Other airlines involved in Project Airbridge include Atlas Air (NASDAQ: AAWW), National Airlines and UPS (NYSE: UPS), which disclosed Tuesday that it is brokering and operating more than two dozen flights on FEMA’s behalf. Both UPS and FedEx are also responsible for document preparation, export/import clearance, cross-docking and storage.

Congressional oversight

The heads of two House committees are seeking answers about FEMA’s methods for acquiring and distributing PPE and other medical supplies to states, including the management of Project Airbridge.

Homeland Security Chairman Bennie Thompson and Carolyn Maloney, D-New York, chairwoman of the Oversight and Reform Committee, said they want details on how equipment is prioritized and what role distributors play in directing the flights since FEMA has previously said it doesn’t know what is in the pipeline until the flights are loaded overseas. Information requested includes all flights scheduled through Project Airbridge, their destinations, the manifests detailing the quantities and types of PPE and essential medical supplies being imported, and all relevant documents.
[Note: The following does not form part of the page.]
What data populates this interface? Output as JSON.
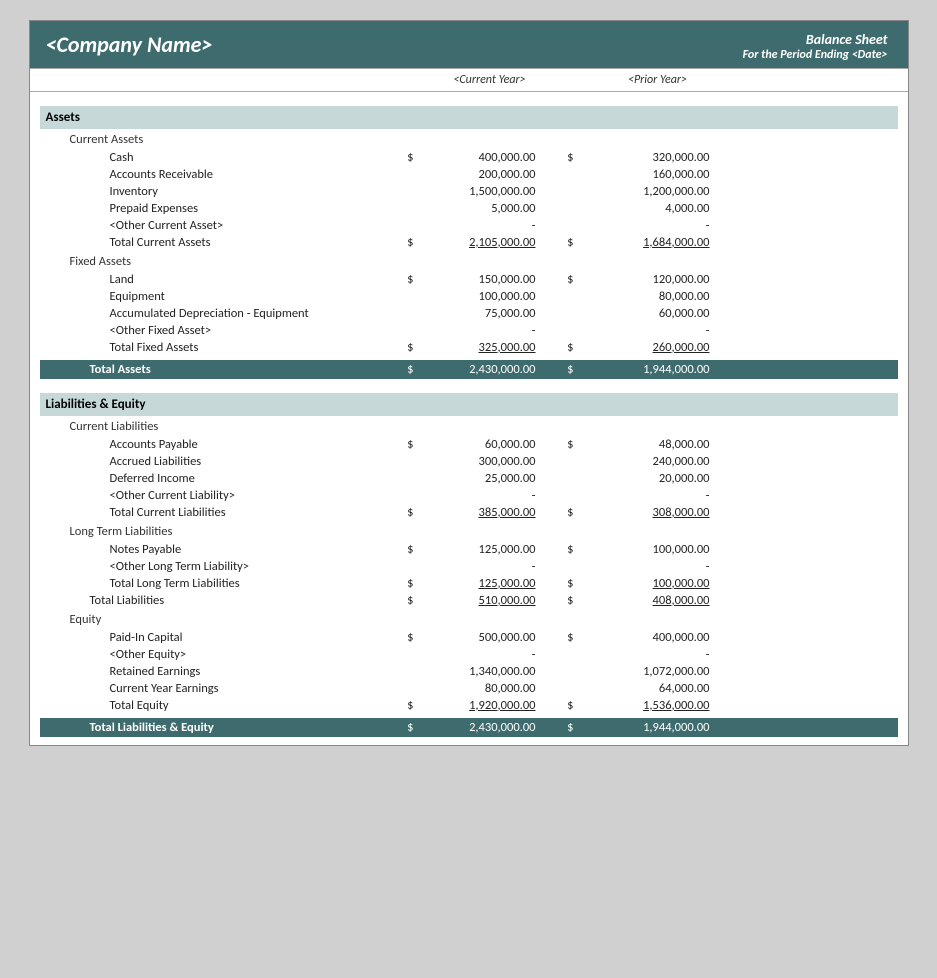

Their letter to FEMA Administrator Peter Gaynor was prompted by reports FEMA is confiscating shipments of supplies and equipment ordered by states and hospitals, and redirecting them to other users. Several reports also revealed that President Donald Trump’s adviser and son-in-law Jared Kushner is involved in the FEMA effort and may be circumventing standard protocols regarding emergency distribution of relief supplies.

“After encouraging the States to take care of themselves, the Trump Administration now appears to be positioning FEMA to engage in the redirection of private supply chains — but the agency’s opaque and evolving processes are clearly not meeting the needs that communities have right now for PPE and medical supplies,” the lawmakers wrote.

White House officials described FEMA’s role as acting like a logistics “control tower,” according to The New York Times.

FEMA allows distributors to sell about half the equipment to customers that had previously placed orders” while the other half of the shipments must be sold in areas that the federal government prioritizes by the severity of the outbreak.

PPE export ban

At the same time FEMA is accelerating efforts to import vast quantities of medical supplies, it announced plans to ban exports of PPE without its explicit approval. A ruling scheduled for publication in Friday’s Federal Register will implement Trump’s executive order limiting scarce medical resources to domestic use.

Under the recently invoked Defense Production Act, the president can control the distribution of materials deemed essential to national defense. The export ban, which lasts for four months, covers N95 filtering respirators and related equipment, air purifying respirators, and surgical masks and gloves.

FEMA and U.S. Customs and Border Protection are working together to prevent domestic brokers, distributors and other intermediaries from diverting the critical medical resources overseas. FEMA said CBP will detain PPE shipments at land, air and sea ports while it decides whether to return the goods for use within the U.S., to purchase the PPE on behalf of the federal government or allow it to be exported. FEMA said it will make a determination within “a reasonable time” and try to minimize supply chain disruptions.

An exemption to the export ban applies to U.S. manufacturers that had export contracts since at least Jan. 1 “so long as at least 80% of such manufacturer’s domestic production of covered materials, on a per item basis, was distributed in the United States in the preceding 12 months.” The exemption is designed to limit the impact on preexisting commercial relationships that are important to international trade and for humanitarian reasons, the rule says. If FEMA determines that a shipment falls within the exemption, the materials may be transferred out of the country without further review.